她发现此刻的自己早已不是躺在被窝里,而是不知道什么时候坐到了窗台上,她吓得几乎是瞬间从窗台上翻滚下来,冷风从窗户里灌进来,但她的背脊满是汗。
包里的手机在响,蓝海星勉强回过心神,拉开包找到手机才发现是白弈的来电,属于他的铃声正是潮水声。
潮水声此起彼落,令人心神恍惚,又令人浮想联翩。
蓝海星掌心出汗,犹豫了一会儿还是点击了拒绝接通。
房里的寒气上涌,她坐在床边抱紧双膝,心里想着自己是怎么到窗台上的,是因为催眠?因为白弈?
她心绪混乱地低头看着手机,按到白弈的号码,想将他的铃声换掉,可是最终挪开了拇指,将手机丢到一边。
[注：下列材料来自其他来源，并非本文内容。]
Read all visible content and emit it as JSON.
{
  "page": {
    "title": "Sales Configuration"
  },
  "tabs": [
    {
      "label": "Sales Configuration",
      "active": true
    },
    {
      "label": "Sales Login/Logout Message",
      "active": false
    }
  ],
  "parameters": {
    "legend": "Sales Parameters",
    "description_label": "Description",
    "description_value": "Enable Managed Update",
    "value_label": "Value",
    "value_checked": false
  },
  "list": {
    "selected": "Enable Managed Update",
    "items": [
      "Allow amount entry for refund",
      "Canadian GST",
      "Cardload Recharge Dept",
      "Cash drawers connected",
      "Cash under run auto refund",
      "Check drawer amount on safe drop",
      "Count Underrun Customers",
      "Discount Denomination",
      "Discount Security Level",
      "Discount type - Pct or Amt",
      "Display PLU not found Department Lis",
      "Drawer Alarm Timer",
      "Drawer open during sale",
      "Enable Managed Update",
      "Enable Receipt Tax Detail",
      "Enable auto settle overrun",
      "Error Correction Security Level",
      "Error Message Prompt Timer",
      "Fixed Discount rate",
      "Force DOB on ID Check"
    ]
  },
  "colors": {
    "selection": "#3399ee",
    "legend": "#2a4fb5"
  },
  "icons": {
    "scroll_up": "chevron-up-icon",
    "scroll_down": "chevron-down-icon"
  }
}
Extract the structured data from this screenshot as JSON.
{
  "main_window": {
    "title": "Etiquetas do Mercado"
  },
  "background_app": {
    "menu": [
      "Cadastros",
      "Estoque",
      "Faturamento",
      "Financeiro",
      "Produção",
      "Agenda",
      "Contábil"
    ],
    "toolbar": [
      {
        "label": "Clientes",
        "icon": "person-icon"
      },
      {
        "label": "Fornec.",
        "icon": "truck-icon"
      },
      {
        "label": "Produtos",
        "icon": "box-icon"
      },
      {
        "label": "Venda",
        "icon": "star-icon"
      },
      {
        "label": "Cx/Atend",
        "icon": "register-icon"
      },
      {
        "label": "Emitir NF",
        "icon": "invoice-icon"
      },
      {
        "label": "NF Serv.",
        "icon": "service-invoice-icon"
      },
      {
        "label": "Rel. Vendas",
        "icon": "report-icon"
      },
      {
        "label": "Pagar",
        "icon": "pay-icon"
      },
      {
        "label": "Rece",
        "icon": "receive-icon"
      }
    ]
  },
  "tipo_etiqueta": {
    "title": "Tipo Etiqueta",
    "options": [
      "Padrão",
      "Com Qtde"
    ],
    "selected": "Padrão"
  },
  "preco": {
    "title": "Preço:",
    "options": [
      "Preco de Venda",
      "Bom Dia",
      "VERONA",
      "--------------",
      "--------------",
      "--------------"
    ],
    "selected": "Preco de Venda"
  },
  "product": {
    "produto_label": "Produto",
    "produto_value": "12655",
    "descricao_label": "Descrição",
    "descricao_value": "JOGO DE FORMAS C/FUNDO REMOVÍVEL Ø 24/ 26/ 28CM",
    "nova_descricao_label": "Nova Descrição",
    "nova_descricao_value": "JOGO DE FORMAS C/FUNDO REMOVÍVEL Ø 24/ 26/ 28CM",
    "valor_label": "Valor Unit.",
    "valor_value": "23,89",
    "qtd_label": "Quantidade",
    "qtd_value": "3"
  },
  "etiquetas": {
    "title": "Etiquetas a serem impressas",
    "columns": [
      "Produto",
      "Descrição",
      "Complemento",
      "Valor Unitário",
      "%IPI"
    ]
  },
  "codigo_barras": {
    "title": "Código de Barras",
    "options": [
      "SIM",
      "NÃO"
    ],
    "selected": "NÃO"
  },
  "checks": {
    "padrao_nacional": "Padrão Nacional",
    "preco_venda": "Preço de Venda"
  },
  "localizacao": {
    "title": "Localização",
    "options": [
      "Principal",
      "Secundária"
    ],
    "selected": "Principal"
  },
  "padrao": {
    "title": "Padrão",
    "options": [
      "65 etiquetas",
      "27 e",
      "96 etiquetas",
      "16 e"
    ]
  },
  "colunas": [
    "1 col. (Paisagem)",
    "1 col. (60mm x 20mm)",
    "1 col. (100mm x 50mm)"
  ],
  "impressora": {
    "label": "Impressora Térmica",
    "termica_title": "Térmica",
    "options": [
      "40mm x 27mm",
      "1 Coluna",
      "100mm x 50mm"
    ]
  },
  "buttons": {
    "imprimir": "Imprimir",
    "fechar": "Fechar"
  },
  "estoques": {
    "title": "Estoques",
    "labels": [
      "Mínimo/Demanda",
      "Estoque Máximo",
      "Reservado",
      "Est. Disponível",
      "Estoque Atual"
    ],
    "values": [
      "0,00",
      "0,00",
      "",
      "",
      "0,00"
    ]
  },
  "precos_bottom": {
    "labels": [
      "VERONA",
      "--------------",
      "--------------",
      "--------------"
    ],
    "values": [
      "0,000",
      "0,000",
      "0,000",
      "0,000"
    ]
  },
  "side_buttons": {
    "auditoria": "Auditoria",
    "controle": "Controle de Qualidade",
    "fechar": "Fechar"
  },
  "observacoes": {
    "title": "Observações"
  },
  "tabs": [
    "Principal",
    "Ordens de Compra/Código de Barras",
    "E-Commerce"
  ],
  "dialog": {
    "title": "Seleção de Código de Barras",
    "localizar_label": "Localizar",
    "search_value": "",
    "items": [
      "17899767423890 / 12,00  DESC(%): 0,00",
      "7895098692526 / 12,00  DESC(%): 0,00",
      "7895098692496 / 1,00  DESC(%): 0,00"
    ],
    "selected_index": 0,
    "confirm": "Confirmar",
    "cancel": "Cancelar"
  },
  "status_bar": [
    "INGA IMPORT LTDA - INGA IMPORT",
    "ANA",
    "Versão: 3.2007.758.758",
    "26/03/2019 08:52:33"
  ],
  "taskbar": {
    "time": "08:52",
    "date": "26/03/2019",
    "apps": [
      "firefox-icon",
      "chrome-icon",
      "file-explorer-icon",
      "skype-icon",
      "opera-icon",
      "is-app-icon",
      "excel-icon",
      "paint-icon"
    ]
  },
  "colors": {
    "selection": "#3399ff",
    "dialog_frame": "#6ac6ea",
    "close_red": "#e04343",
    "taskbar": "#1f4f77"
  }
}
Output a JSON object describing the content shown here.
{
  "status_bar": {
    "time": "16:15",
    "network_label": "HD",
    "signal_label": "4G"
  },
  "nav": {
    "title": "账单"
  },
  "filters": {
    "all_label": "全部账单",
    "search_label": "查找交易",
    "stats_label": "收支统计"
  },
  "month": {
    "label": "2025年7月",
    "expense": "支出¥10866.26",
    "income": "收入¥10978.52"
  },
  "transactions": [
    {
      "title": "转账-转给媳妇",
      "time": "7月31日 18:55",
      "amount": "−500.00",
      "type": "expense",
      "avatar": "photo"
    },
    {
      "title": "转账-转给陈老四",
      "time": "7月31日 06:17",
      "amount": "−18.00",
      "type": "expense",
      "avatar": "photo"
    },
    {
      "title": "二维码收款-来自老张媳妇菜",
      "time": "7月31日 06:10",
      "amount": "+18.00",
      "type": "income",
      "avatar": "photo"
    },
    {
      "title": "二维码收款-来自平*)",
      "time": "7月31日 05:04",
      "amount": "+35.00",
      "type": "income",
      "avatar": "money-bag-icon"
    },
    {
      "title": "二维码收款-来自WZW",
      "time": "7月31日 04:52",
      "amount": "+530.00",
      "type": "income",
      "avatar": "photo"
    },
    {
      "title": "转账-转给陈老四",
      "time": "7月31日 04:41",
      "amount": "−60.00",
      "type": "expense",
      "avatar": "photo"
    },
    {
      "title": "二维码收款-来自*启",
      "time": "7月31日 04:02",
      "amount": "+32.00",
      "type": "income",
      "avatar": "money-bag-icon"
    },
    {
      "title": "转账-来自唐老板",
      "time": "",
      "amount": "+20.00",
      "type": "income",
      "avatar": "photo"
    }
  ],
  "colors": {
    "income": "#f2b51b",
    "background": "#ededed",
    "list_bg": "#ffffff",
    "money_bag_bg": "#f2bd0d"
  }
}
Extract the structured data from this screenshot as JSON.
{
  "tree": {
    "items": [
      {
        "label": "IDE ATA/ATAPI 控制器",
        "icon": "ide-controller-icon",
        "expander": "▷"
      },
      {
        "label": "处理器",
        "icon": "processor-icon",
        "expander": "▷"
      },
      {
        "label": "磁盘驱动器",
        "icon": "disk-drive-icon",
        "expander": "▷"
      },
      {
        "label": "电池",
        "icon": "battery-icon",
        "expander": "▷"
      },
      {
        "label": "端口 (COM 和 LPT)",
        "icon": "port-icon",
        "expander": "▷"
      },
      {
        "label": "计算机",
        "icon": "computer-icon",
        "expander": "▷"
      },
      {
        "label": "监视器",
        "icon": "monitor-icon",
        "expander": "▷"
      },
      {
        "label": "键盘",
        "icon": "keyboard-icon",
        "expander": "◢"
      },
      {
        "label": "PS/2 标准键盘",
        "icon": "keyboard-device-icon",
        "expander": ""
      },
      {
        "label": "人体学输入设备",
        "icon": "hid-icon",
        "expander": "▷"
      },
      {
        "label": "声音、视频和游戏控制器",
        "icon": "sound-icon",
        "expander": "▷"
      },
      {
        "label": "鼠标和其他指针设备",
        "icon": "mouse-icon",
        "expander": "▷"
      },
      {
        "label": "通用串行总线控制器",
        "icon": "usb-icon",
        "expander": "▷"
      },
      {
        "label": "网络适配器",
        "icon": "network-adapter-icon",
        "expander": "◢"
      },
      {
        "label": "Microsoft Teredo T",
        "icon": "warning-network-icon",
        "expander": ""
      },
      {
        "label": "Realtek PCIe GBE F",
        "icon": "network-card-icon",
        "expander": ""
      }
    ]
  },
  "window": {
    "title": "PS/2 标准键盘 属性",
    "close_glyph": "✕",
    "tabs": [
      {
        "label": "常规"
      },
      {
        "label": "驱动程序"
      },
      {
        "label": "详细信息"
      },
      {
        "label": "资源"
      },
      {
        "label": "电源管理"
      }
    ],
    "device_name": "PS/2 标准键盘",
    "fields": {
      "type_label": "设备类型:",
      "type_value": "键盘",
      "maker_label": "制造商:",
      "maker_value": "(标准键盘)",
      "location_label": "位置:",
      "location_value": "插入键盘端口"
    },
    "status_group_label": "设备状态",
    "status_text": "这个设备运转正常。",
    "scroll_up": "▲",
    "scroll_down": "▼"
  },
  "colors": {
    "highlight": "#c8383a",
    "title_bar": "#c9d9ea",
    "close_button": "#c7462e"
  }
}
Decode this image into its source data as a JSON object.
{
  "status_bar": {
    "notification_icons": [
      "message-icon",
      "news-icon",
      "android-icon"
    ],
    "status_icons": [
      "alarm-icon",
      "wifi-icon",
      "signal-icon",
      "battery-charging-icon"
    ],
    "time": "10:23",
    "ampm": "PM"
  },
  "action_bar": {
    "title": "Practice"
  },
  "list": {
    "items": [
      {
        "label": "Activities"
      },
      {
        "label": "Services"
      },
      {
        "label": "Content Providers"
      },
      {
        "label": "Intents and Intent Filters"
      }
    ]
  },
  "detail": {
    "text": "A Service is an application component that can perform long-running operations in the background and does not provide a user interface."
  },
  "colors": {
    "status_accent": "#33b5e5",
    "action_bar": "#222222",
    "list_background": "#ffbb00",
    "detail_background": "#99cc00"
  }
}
她拉卧室的门,见楚乔四半靠在客厅的沙发上已经睡着了,手里还拿着纸笔,也许是连日的加班加点,再加上为蓝海星担忧,他看上去很疲乏的样子。蓝海星叹了口气,进房拿出被子给楚乔四盖好,随手抽过他手里的纸笔低头一看,上面写着4号周向蕊,5号伍寄秋,6号范力,7号宋立诚,三号……蓝海星乏力的眼神突然亮了起来,楚乔四的答案是三号是朱景辉。
被子压得有点沉,不多一会儿楚乔四便揉着眉心睁开了眼,看见蓝海星坐在旁边的沙发上,低头正看着他的白纸。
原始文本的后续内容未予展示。